The organs to nourish at this time of year are the kidneys and the bladder. To keep them healthy, always have a source of clean drinking water around you at work, home, or when traveling. You may want more salt on your food in the winter, but try to use sea salt, because sea salt still has natural minerals in it. A moderate amount of salt nourishes the kidneys, but too much can stress them out. I also recommend taking this time to try cooking some sea vegetables. They are available at the health food store, and the companies who sell them always think to include some recipes on the package. Sea vegetables survive in very cold conditions in the ocean; they will help you fight off the winter cold. The main ones are kombu, arame, hijiki, dulse, nori, and wakame. They come dried and, except nori, should be soaked before being eaten, but after that, they go wonderfully well with beans, in soups, stirfries, or as condiments.

Some people have been known to feel less depressed in the winter by sitting in front of light boxes that simulate sunlight. In my opinion, best of all is to try and get half an hour of sunlight every day. We don’t spend much time in the sun even during the rest of the year, so when the days get shorter such that we’re inside for all the daylight hours, we get no sun at all. This is probably one of the reasons why the winter season is associated with depression. Try to sit out in the sun during lunchtime or whenever else you have a free moment during the day, and your mood will probably improve regardless of how happy you are normally. This is less expensive than a light–box, comes with fresh air, and you know it’s authentic sunlight.

The time of year we’re in now can be just as pleasant and special, in its own way, as any other. I look forward to the changes in lifestyle and diet that come with January, and I enjoy hibernating as much as I can. Quiet, internal activity is the order of the day. You may want to start planting some ideas for the future. Most importantly, though, get some rest, and do things you enjoy.

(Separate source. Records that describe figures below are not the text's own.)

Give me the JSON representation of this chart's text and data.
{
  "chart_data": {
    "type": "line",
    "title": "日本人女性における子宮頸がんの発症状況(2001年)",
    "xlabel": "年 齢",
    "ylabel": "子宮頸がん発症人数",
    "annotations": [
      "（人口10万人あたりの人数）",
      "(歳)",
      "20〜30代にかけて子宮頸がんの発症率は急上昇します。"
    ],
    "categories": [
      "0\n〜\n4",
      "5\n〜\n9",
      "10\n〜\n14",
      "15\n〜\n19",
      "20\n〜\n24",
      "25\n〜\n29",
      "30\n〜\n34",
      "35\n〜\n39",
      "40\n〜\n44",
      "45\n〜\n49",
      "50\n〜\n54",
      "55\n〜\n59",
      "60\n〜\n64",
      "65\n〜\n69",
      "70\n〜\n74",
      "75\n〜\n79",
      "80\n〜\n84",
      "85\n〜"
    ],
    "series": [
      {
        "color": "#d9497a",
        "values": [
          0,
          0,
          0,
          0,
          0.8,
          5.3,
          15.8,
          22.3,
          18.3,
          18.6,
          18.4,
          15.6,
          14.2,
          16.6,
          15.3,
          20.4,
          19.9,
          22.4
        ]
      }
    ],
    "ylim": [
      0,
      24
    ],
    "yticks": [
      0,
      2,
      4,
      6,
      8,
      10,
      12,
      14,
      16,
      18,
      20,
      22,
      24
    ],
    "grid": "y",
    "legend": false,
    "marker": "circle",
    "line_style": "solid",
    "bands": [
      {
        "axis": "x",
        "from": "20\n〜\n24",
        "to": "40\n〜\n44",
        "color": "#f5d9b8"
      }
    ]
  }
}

If you do get sick, I recommend a ginger compress. The compress facilitates and speeds the healing process, rather than fighting against it. Making one is very simple.

Ginger Compress
This recipe is from Aveline Kushi’s Complete Guide to Macrobiotic Cooking. The compress stimulates blood and body circulation, helps loosen and dissolve stagnated toxic matter, and soothes and relieves various internal organs, aches, and pains. Especially good for the kidneys, stomach, and intestines. Place a handful of fresh grated ginger in a cheesecloth and squeeze the ginger juice into a pot containing 1 gallon of very hot water. Keep the water below boiling or the power of the ginger will be diminished. Let simmer for about 5 minutes. Then dip the middle part of a cotton hand towel into the ginger water by holding both ends. Wring the towel to squeeze out the excess water and apply, very hot but not uncomfortably hot, to the area of the body needing treatment (such as the kidneys). A second, dry towel can be placed on top of the wet towel to reduce heat loss. When the wet towel cools, remove and replace with a fresh hot towel. Repeat this every few minutes for about twenty minutes, or until the skin becomes very red.